Saturday, April 12, 2008

The First Week (And a new sweater)

It's been a rough time, but we've made it through week one. I know, we have many more ahead of us, but things seem to be looking up. I've only been able to talk with my husband a few seconds at a time, since he's in Kuwait (for the final training phase before actually touching ground in Iraq), and in Kuwait there is horrible cell-phone and internet service. We're communicating via text message only at the moment -- it will be wonderful to finally really talk next month.

The days have been challenging, but as so many of you suggested, we've been creating our own new routines; not being able to look forward to Daddy coming home at the end of the day is difficult to adjust to, but it gets more normal and "doable" with each day.

Thank you so much to each one of you who took the time to comment or email me. Although I didn't manage to get back to each of you personally, please know that the time you took out of your day to let me know you cared is hugely appreciated. I felt like I was getting a hug from each one of you, and on certain days, it was a total lifesaver. Literally.

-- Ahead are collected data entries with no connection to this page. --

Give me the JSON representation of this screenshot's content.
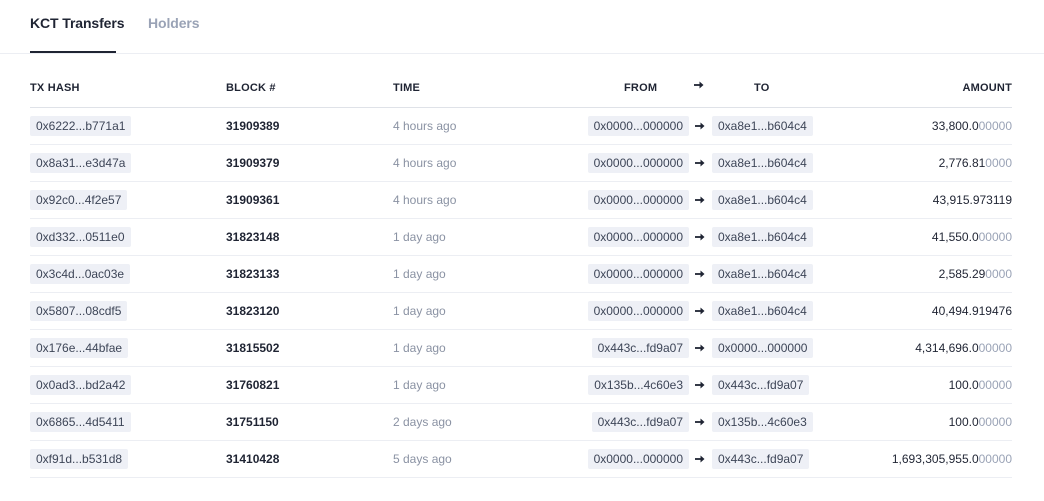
{
  "tabs": [
    {
      "label": "KCT Transfers"
    },
    {
      "label": "Holders"
    }
  ],
  "table": {
    "headers": {
      "tx_hash": "TX HASH",
      "block": "BLOCK #",
      "time": "TIME",
      "from": "FROM",
      "to": "TO",
      "amount": "AMOUNT"
    },
    "rows": [
      {
        "tx_hash": "0x6222...b771a1",
        "block": "31909389",
        "time": "4 hours ago",
        "from": "0x0000...000000",
        "to": "0xa8e1...b604c4",
        "amount_main": "33,800.0",
        "amount_dim": "00000"
      },
      {
        "tx_hash": "0x8a31...e3d47a",
        "block": "31909379",
        "time": "4 hours ago",
        "from": "0x0000...000000",
        "to": "0xa8e1...b604c4",
        "amount_main": "2,776.81",
        "amount_dim": "0000"
      },
      {
        "tx_hash": "0x92c0...4f2e57",
        "block": "31909361",
        "time": "4 hours ago",
        "from": "0x0000...000000",
        "to": "0xa8e1...b604c4",
        "amount_main": "43,915.973119",
        "amount_dim": ""
      },
      {
        "tx_hash": "0xd332...0511e0",
        "block": "31823148",
        "time": "1 day ago",
        "from": "0x0000...000000",
        "to": "0xa8e1...b604c4",
        "amount_main": "41,550.0",
        "amount_dim": "00000"
      },
      {
        "tx_hash": "0x3c4d...0ac03e",
        "block": "31823133",
        "time": "1 day ago",
        "from": "0x0000...000000",
        "to": "0xa8e1...b604c4",
        "amount_main": "2,585.29",
        "amount_dim": "0000"
      },
      {
        "tx_hash": "0x5807...08cdf5",
        "block": "31823120",
        "time": "1 day ago",
        "from": "0x0000...000000",
        "to": "0xa8e1...b604c4",
        "amount_main": "40,494.919476",
        "amount_dim": ""
      },
      {
        "tx_hash": "0x176e...44bfae",
        "block": "31815502",
        "time": "1 day ago",
        "from": "0x443c...fd9a07",
        "to": "0x0000...000000",
        "amount_main": "4,314,696.0",
        "amount_dim": "00000"
      },
      {
        "tx_hash": "0x0ad3...bd2a42",
        "block": "31760821",
        "time": "1 day ago",
        "from": "0x135b...4c60e3",
        "to": "0x443c...fd9a07",
        "amount_main": "100.0",
        "amount_dim": "00000"
      },
      {
        "tx_hash": "0x6865...4d5411",
        "block": "31751150",
        "time": "2 days ago",
        "from": "0x443c...fd9a07",
        "to": "0x135b...4c60e3",
        "amount_main": "100.0",
        "amount_dim": "00000"
      },
      {
        "tx_hash": "0xf91d...b531d8",
        "block": "31410428",
        "time": "5 days ago",
        "from": "0x0000...000000",
        "to": "0x443c...fd9a07",
        "amount_main": "1,693,305,955.0",
        "amount_dim": "00000"
      }
    ]
  },
  "icons": {
    "arrow": "arrow-right-icon"
  },
  "colors": {
    "text_primary": "#1f2433",
    "text_muted": "#8a92a3",
    "text_dim": "#9aa3b6",
    "pill_bg": "#eef0f6",
    "divider": "#eceef3"
  }
}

The travails of last week are, however, of last week. There will be more to follow, I'm sure, but for now, let's get on to the triumphs, shall we?

I finished my first adult-sized handspun sweater!!

Pattern: Sprout -- Growing Roots by Amy King Needles: Size 8 KnitPicks Classic Options (circulars) Yarn: My handspun (from Spunky Club Falkland hanpainted Pie For Everyone, 8 oz, and natural dark BFL, approx 10 oz) I spun a little over 1100 yards altogether, and I did not use up all of my yarn. There's at least enough for a hat and mittens for Daisy if not a matching stripy sweater for her (although I'd have to spin up more brown). but for now I'm just going to stash the extra bits away until next winter season.
Notes: I was charmed by this pattern. The clever short-rows at the top back (giving the front a gentle scoop-neck), the little cables surrounded by delicate eyelets, the raglan construction -- what's not to love?
Mods: I knit the sleeves bracelet length, and opted for the eyelet increases in the raglan.

I used three colors of yarn: Pure Falkland (the pink striping stuff), pure dark brownish grey BFL, and a marled mix of both (used on either side of each wide pink or brown stripe to create a blending effect).

I reknit the arms about 3 times each until I was happy with length and fitted-ness (I discovered that I needed to give myself little-to-no ease as it tapered to the ribbed cuff), and also worked the button bands several times.

At first there was just trouble getting the stitches all picked up evenly, but then after I'd gotten it all straightened out, blocked, and buttons sewn on (which coordinated perfectly with the sweater!), I discovered that the button's I'd chosen were too heavy and made the band flop over at the top. Also, this yarn is both bouncy and drapey, and within the first hour of wearing it the other day, the buttonholes were all stretched out, and especially gaping around the bustline. No good.

I think that I'm going to install a two-way zipper. Today I wore it just like this to my Stitch 'n Bitch, and it bothered me that it kept flopping open and sort of off my shoulders. I'll probably secure it with a pin in the center until I get the zipper thing worked out. (It's possible that it's a tad too big under the arms, but no matter -- I'm not ripping it back.)

Anyway, enough of pointing out the faults. I love this sweater for what it is: my very first adult sized spin-to-knit garment.

P.S. I cannot get over how much blocking smoothed everything out. I mean, it's not like it's the first time or anything, but it's really a miracle every single time. I'm not the most consistant, smooth knitter. But the fabric of this sweater! Even though it's handspun! Amazing! (My sweater blocking "technique" consists entirely in soaking the sweater in a warm Eucalan wash, squishing it out rolled up in towel after towel until almost dry, then gently stretching and patting it into place on a dry towel on the dining room table -- no pins needed.) It's really incredible what good a little water can do.